Emily Desjardins (25 September 2012). "JEDEC Announces Publication of DDR4 Standard". JEDEC . Retrieved 5 April 2019. Nilsson, Lars-Göran (2010-08-16). "DDR4 not expected until 2015". Semi accurate . Retrieved 2011-04-29. In the longer term, experts speculate that non-volatile RAM types like PCM ( phase-change memory), RRAM ( resistive random-access memory), or MRAM ( magnetoresistive random-access memory) could replace DDR4 SDRAM and its successors. [69]

In April 2013, a news writer at International Data Group (IDG)–an American technology research business originally part of IDC–produced an analysis of their perceptions related to DDR4 SDRAM. [43] The conclusions were that the increasing popularity of mobile computing and other devices using slower but low-powered memory, the slowing of growth in the traditional desktop computing sector, and the consolidation of the memory manufacturing marketplace, meant that margins on RAM were tight. DDR4 was expected to represent 5% of the DRAM market in 2013, [2] and to reach mass market adoption and 50% market penetration around 2015; [2] as of 2013, however, adoption of DDR4 had been delayed and it was no longer expected to reach a majority of the market until 2016 or later. [38] The transition from DDR3 to DDR4 is thus taking longer than the approximately five years taken for DDR3 to achieve mass market transition over DDR2. [33] In part, this is because changes required to other components would affect all other parts of computer systems, which would need to be updated to work with DDR4. [39]

Do I need DDR4 RAM 2666MHz memory?

In January, Samsung announced the completion and release for testing of a 2GB [1] DDR4 DRAM module based on a process between 30 and 39 nm. [30] It has a maximum data transfer rate of 2133 MT/s at 1.2V, uses pseudo open drain technology (adapted from graphics DDR memory [31]) and draws 40% less power than an equivalent DDR3 module. [30] [32]
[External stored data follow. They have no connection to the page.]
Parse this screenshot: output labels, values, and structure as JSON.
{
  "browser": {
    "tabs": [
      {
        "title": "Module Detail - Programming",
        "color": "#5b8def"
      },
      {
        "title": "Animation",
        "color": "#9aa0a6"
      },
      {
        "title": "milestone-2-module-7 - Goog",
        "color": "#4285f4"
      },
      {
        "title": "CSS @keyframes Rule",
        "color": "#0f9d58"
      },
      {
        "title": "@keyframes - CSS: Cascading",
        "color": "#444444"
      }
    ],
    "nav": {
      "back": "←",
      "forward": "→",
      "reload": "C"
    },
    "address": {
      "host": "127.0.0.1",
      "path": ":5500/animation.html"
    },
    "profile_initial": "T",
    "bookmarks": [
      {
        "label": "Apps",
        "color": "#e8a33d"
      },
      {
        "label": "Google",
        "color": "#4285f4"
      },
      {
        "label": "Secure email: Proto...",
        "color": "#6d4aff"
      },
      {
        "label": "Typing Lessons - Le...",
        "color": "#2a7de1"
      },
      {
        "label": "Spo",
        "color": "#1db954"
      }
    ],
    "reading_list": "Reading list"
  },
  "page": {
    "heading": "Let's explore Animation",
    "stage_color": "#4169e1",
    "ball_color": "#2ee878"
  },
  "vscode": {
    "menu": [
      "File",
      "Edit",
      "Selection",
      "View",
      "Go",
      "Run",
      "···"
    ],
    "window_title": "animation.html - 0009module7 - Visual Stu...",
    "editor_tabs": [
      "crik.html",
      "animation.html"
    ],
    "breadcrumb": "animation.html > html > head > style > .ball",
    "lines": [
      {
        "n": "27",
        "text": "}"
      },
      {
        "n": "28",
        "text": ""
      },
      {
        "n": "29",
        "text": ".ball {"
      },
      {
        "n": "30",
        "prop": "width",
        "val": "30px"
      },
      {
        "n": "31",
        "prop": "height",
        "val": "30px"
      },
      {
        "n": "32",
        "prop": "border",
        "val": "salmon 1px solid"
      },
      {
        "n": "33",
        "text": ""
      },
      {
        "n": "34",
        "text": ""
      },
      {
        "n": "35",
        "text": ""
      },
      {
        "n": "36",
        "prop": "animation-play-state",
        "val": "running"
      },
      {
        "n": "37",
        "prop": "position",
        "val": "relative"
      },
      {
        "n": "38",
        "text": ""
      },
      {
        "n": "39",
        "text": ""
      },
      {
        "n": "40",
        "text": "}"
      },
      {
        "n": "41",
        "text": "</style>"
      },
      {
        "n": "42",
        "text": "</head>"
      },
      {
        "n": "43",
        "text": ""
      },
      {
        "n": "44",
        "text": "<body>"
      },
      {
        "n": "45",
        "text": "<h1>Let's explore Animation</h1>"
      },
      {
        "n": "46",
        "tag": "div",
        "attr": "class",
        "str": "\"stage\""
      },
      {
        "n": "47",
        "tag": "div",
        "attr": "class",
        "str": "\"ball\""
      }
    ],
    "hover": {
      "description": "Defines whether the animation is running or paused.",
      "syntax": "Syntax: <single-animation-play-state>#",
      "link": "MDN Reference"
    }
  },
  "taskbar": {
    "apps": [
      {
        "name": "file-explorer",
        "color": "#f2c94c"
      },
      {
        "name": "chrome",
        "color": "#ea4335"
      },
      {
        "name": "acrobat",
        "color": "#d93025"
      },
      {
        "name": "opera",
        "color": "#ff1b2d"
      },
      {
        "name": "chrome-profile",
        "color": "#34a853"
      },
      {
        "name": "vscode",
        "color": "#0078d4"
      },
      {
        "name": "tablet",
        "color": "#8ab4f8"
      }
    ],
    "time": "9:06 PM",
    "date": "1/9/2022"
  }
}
i22f44600-ds-aksb-a.akamaihd.net, i22f47c00-ds-aksb-a.akamaihd.net, i22f4a100-ds-aksb-a.akamaihd.net, i22f55c00-ds-aksb-a.akamaihd.net, i22f5ca00-ds-aksb-a.akamaihd.net, i22f6b100-ds-aksb-a.akamaihd.net, i22f7bf00-ds-aksb-a.akamaihd.net, i22fdb800-ds-aksb-a.akamaihd.net, i22fdd700-ds-aksb-a.akamaihd.net, i3430c200-ds-aksb-a.akamaihd.net, i34d04400-ds-aksb-a.akamaihd.net, i34d71700-ds-aksb-a.akamaihd.net, i36486200-ds-aksb-a.akamaihd.net, i364b2700-ds-aksb-a.akamaihd.net, In 2008 concerns were raised in the book Wafer Level 3-D ICs Process Technology that non-scaling analog elements such as charge pumps and voltage regulators, and additional circuitry "have allowed significant increases in bandwidth but they consume much more die area". Examples include CRC error-detection, on-die termination, burst hardware, programmable pipelines, low impedance, and increasing need for sense amps (attributed to a decline in bits per bitline due to low voltage). The authors noted that, as a result, the amount of die used for the memory array itself has declined over time from 70–78% for SDRAM and DDR1, to 47% for DDR2, to 38% for DDR3 and to potentially less than 30% for DDR4. [50]As in DDR3, A12 is used to request burst chop: truncation of an 8-transfer burst after four transfers. Although the bank is still busy and unavailable for other commands until eight transfer times have elapsed, a different bank can be accessed. In April, Hynix announced that it had developed the world's first highest-density 128GB module based on 8 Gbit DDR4 using 20nm technology. The module works at 2133MHz, with a 64-bit I/O, and processes up to 17GB of data per second.